Microsoft AutoGen enables multi-agent conversations where agents collaborate, debate, and execute code autonomously. Cognisafe adds the security layer — monitoring every agent-to-agent message for prompt injection, detecting PII in conversation threads, and flagging jailbreaks before code gets executed.
Why this matters
AutoGen agents don't just generate text — they write and run code, make decisions, and hand off work to other agents. A jailbroken assistant agent can instruct the code executor to run arbitrary commands. Monitoring the LLM calls is your first line of defence.
Jailbreak leading to code execution
A malicious message jailbreaks the AssistantAgent, causing it to generate code that the UserProxyAgent executes — giving an attacker arbitrary code execution in your environment.
Agent-to-agent injection
One agent receives injected instructions via an external tool or data source and passes them to other agents as trusted conversational context, propagating the attack silently.

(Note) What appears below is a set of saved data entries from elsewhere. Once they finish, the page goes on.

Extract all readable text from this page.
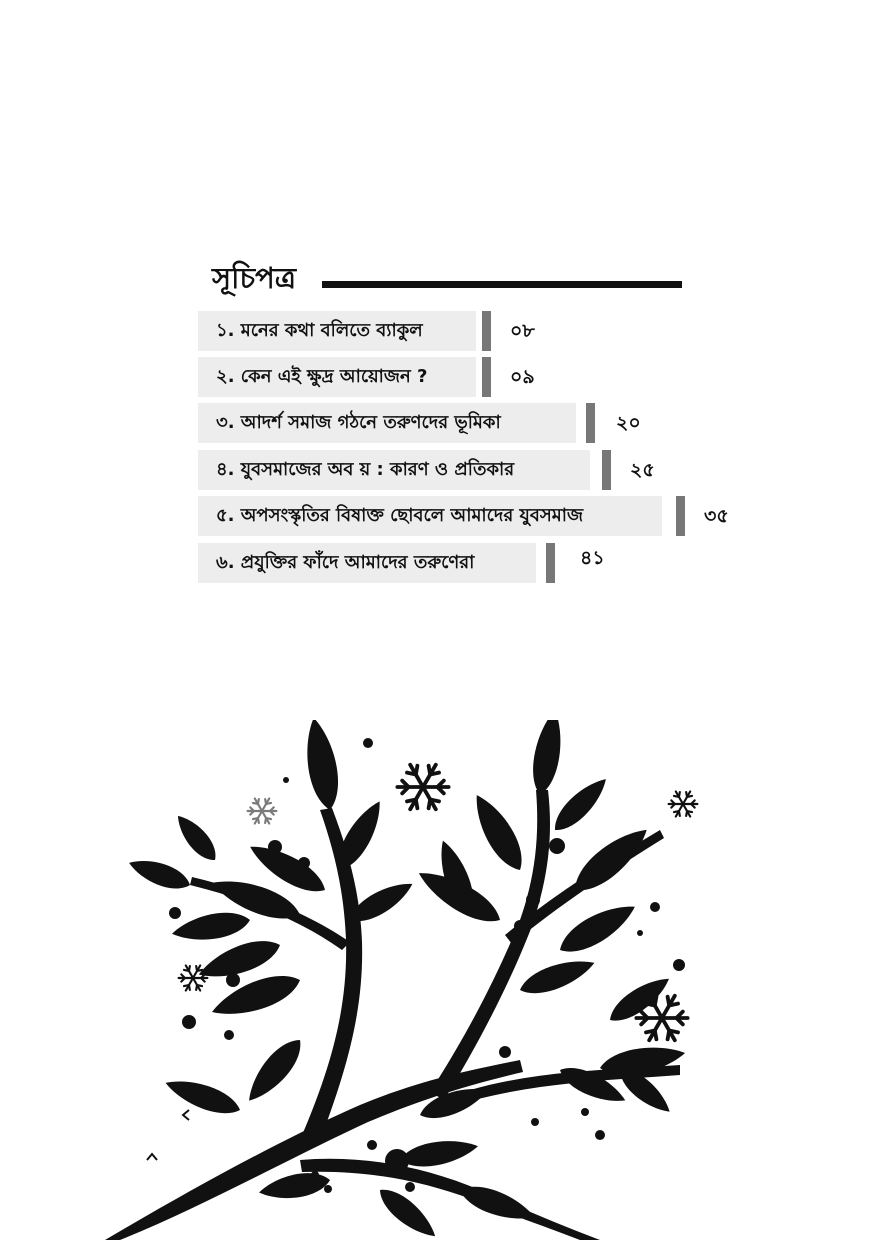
সূচিপত্র
১. মনের কথা বলিতে ব্যাকুল	০৮
২. কেন এই ক্ষুদ্র আয়োজন ?	০৯
৩. আদর্শ সমাজ গঠনে তরুণদের ভূমিকা	২০
৪. যুবসমাজের অব য় : কারণ ও প্রতিকার	২৫
৫. অপসংস্কৃতির বিষাক্ত ছোবলে আমাদের যুবসমাজ	৩৫
৬. প্রযুক্তির ফাঁদে আমাদের তরুণেরা	৪১
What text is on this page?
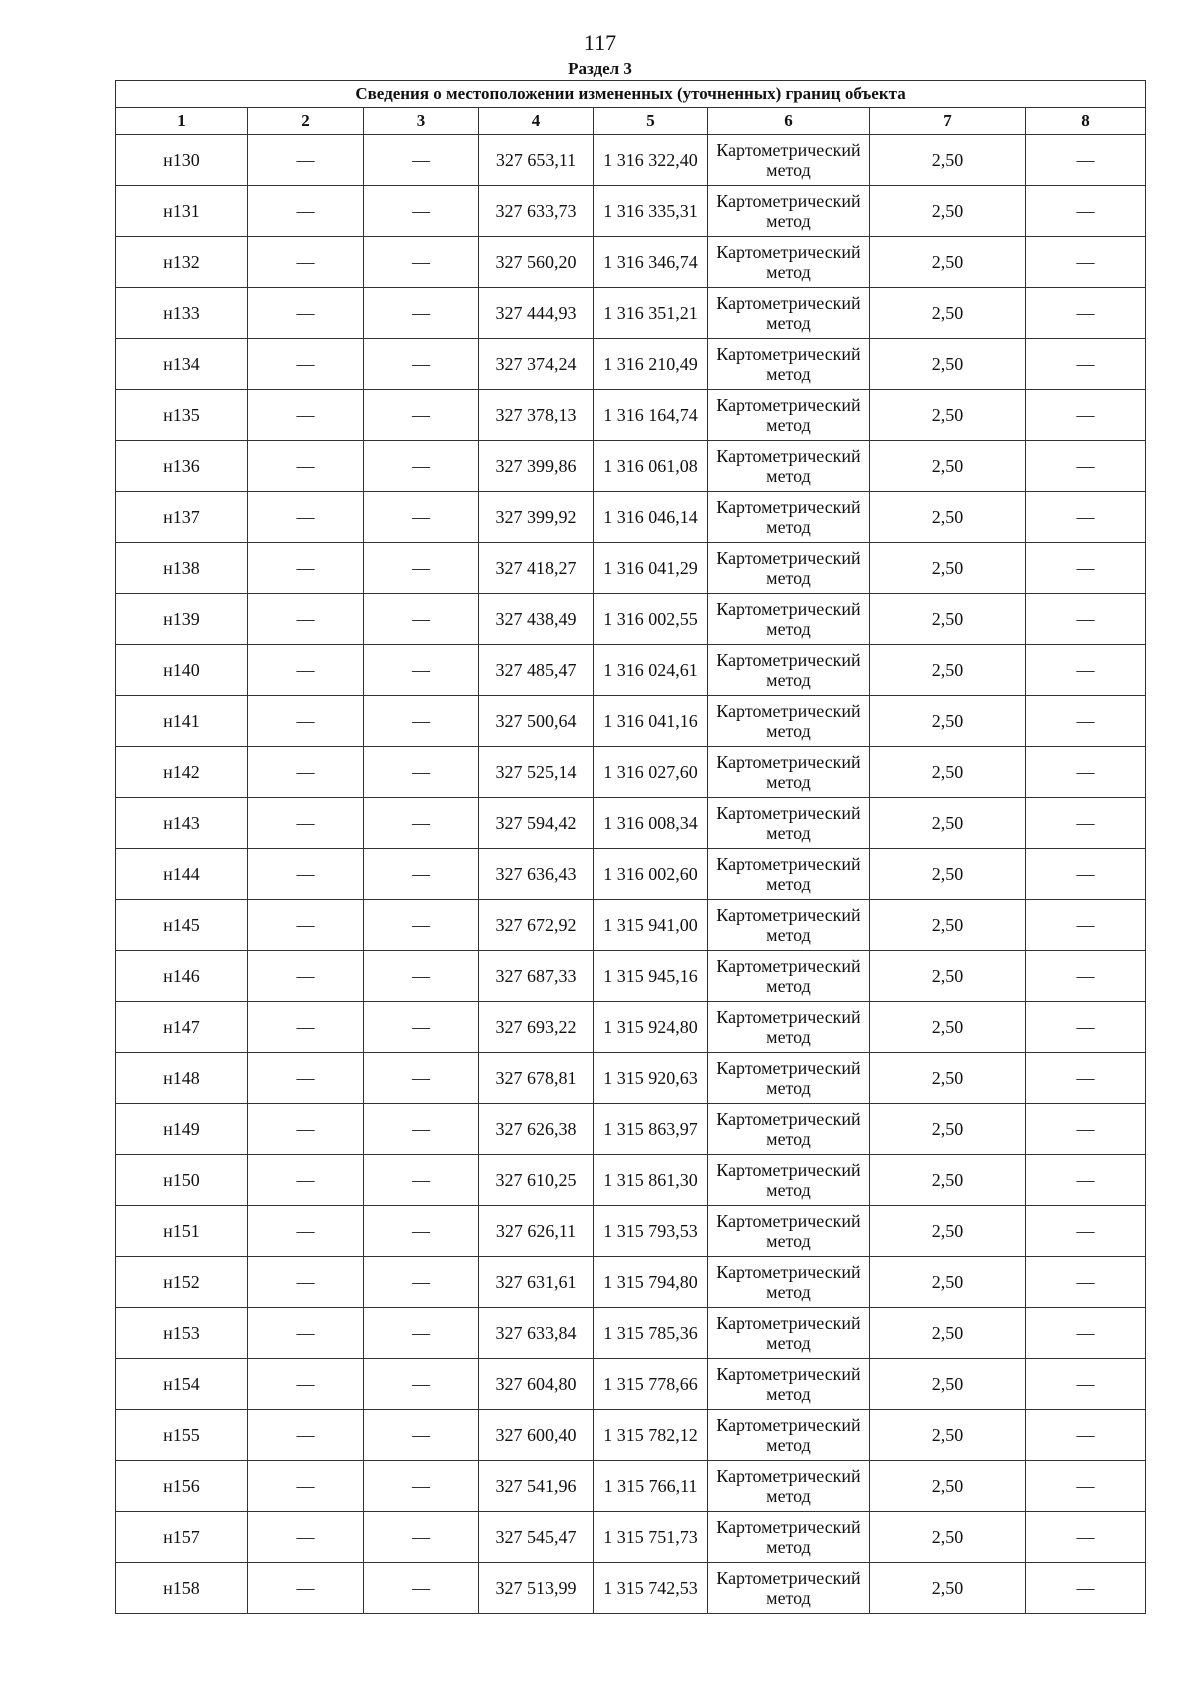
117
Раздел 3
Сведения о местоположении измененных (уточненных) границ объекта							
1	2	3	4	5	6	7	8
н130	—	—	327 653,11	1 316 322,40	Картометрический метод	2,50	—
н131	—	—	327 633,73	1 316 335,31	Картометрический метод	2,50	—
н132	—	—	327 560,20	1 316 346,74	Картометрический метод	2,50	—
н133	—	—	327 444,93	1 316 351,21	Картометрический метод	2,50	—
н134	—	—	327 374,24	1 316 210,49	Картометрический метод	2,50	—
н135	—	—	327 378,13	1 316 164,74	Картометрический метод	2,50	—
н136	—	—	327 399,86	1 316 061,08	Картометрический метод	2,50	—
н137	—	—	327 399,92	1 316 046,14	Картометрический метод	2,50	—
н138	—	—	327 418,27	1 316 041,29	Картометрический метод	2,50	—
н139	—	—	327 438,49	1 316 002,55	Картометрический метод	2,50	—
н140	—	—	327 485,47	1 316 024,61	Картометрический метод	2,50	—
н141	—	—	327 500,64	1 316 041,16	Картометрический метод	2,50	—
н142	—	—	327 525,14	1 316 027,60	Картометрический метод	2,50	—
н143	—	—	327 594,42	1 316 008,34	Картометрический метод	2,50	—
н144	—	—	327 636,43	1 316 002,60	Картометрический метод	2,50	—
н145	—	—	327 672,92	1 315 941,00	Картометрический метод	2,50	—
н146	—	—	327 687,33	1 315 945,16	Картометрический метод	2,50	—
н147	—	—	327 693,22	1 315 924,80	Картометрический метод	2,50	—
н148	—	—	327 678,81	1 315 920,63	Картометрический метод	2,50	—
н149	—	—	327 626,38	1 315 863,97	Картометрический метод	2,50	—
н150	—	—	327 610,25	1 315 861,30	Картометрический метод	2,50	—
н151	—	—	327 626,11	1 315 793,53	Картометрический метод	2,50	—
н152	—	—	327 631,61	1 315 794,80	Картометрический метод	2,50	—
н153	—	—	327 633,84	1 315 785,36	Картометрический метод	2,50	—
н154	—	—	327 604,80	1 315 778,66	Картометрический метод	2,50	—
н155	—	—	327 600,40	1 315 782,12	Картометрический метод	2,50	—
н156	—	—	327 541,96	1 315 766,11	Картометрический метод	2,50	—
н157	—	—	327 545,47	1 315 751,73	Картометрический метод	2,50	—
н158	—	—	327 513,99	1 315 742,53	Картометрический метод	2,50	—
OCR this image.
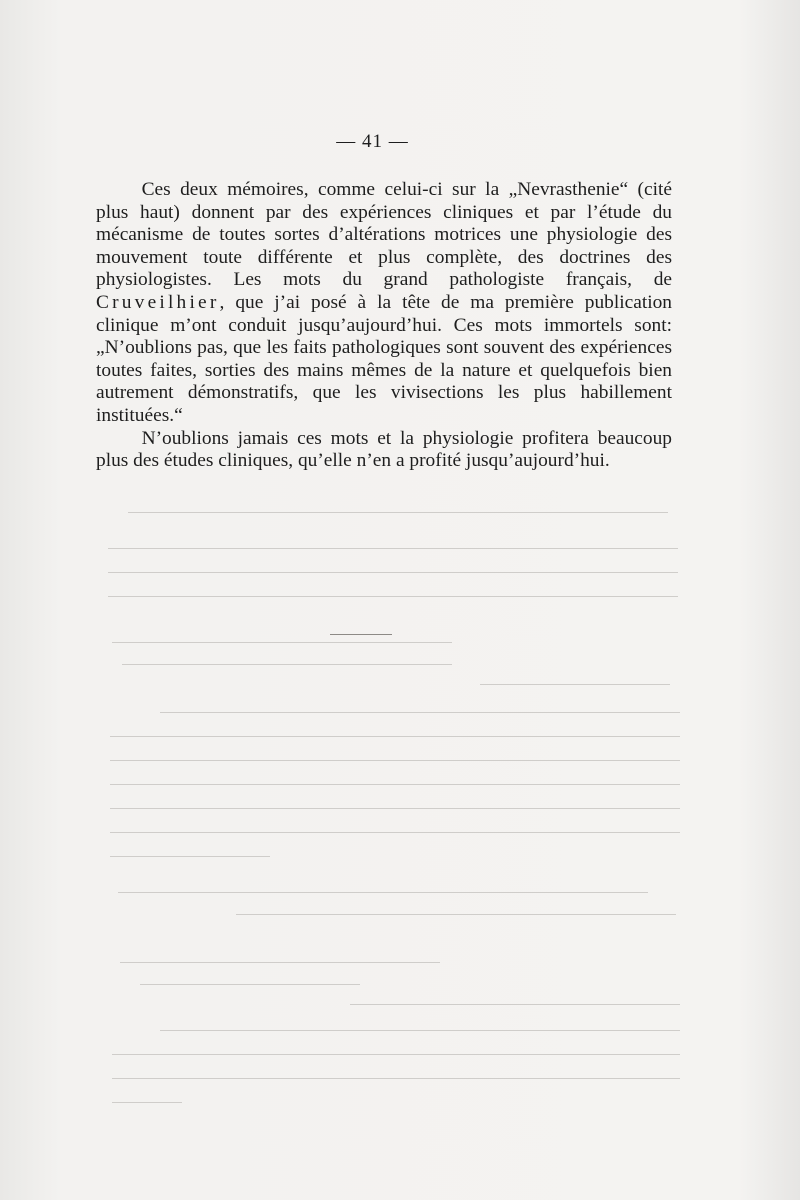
— 41 —

Ces deux mémoires, comme celui-ci sur la „Nevrasthenie“ (cité plus haut) donnent par des expériences cliniques et par l’étude du mécanisme de toutes sortes d’altérations motrices une physiologie des mouvement toute différente et plus complète, des doctrines des physiologistes. Les mots du grand pathologiste français, de Cruveilhier, que j’ai posé à la tête de ma première publication clinique m’ont conduit jusqu’aujourd’hui. Ces mots immortels sont: „N’oublions pas, que les faits pathologiques sont souvent des expériences toutes faites, sorties des mains mêmes de la nature et quelquefois bien autrement démonstratifs, que les vivisections les plus habillement instituées.“

N’oublions jamais ces mots et la physiologie profitera beaucoup plus des études cliniques, qu’elle n’en a profité jusqu’aujourd’hui.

PII in conversation threads
Agents retrieve or generate content containing personal data. Because AutoGen conversations are multi-turn and logged, PII can persist across the entire session history.
System message extraction
A crafted input tricks the AssistantAgent into revealing its system message — exposing your agent's role configuration, tool definitions, and operational boundaries.
Quickstart
Cognisafe wraps the OpenAI client that AutoGen uses under the hood — no changes to your agent definitions, conversation patterns, or execution config.
pip install cognisafe
import cognisafe
import autogen
cognisafe.configure(
api_key="csk_...", # from cognisafe.uk/dashboard/settings
project_id="my-autogen",
)
cognisafe.patch_openai() # wraps AutoGen's OpenAI calls automatically
# Your agents are unchanged:
assistant = autogen.AssistantAgent(
name="assistant",
llm_config={"model": "gpt-4o"},
)
user_proxy = autogen.UserProxyAgent(
name="user_proxy",
code_execution_config={"work_dir": "coding"},
)
user_proxy.initiate_chat(assistant, message="Write a Python script to...")Use agent_name to track which agent in the conversation was the attack vector:
# Wrap each agent's LLM calls with its own tag:
def make_llm_config(agent_name: str) -> dict:
cognisafe.configure(
api_key="csk_...",
project_id="my-autogen",
agent_name=agent_name,
)
cognisafe.patch_openai()
return {"model": "gpt-4o"}
assistant = autogen.AssistantAgent(
name="assistant",
llm_config=make_llm_config("assistant"),
)
planner = autogen.AssistantAgent(
name="planner",
llm_config=make_llm_config("planner"),
)Every flagged LLM call is attributed to the agent that made it — assistant, planner, critic — with the full message and scorer rationale.
Safety scorers run asynchronously on every message. Alerts fire before a malicious code suggestion reaches the executor.
Trace PII across the full multi-turn conversation, not just individual messages — critical for AutoGen's extended sessions.
Jailbreak (LLM01), PII (LLM02), content safety (LLM05), and system prompt extraction (LLM07) scored on every agent call.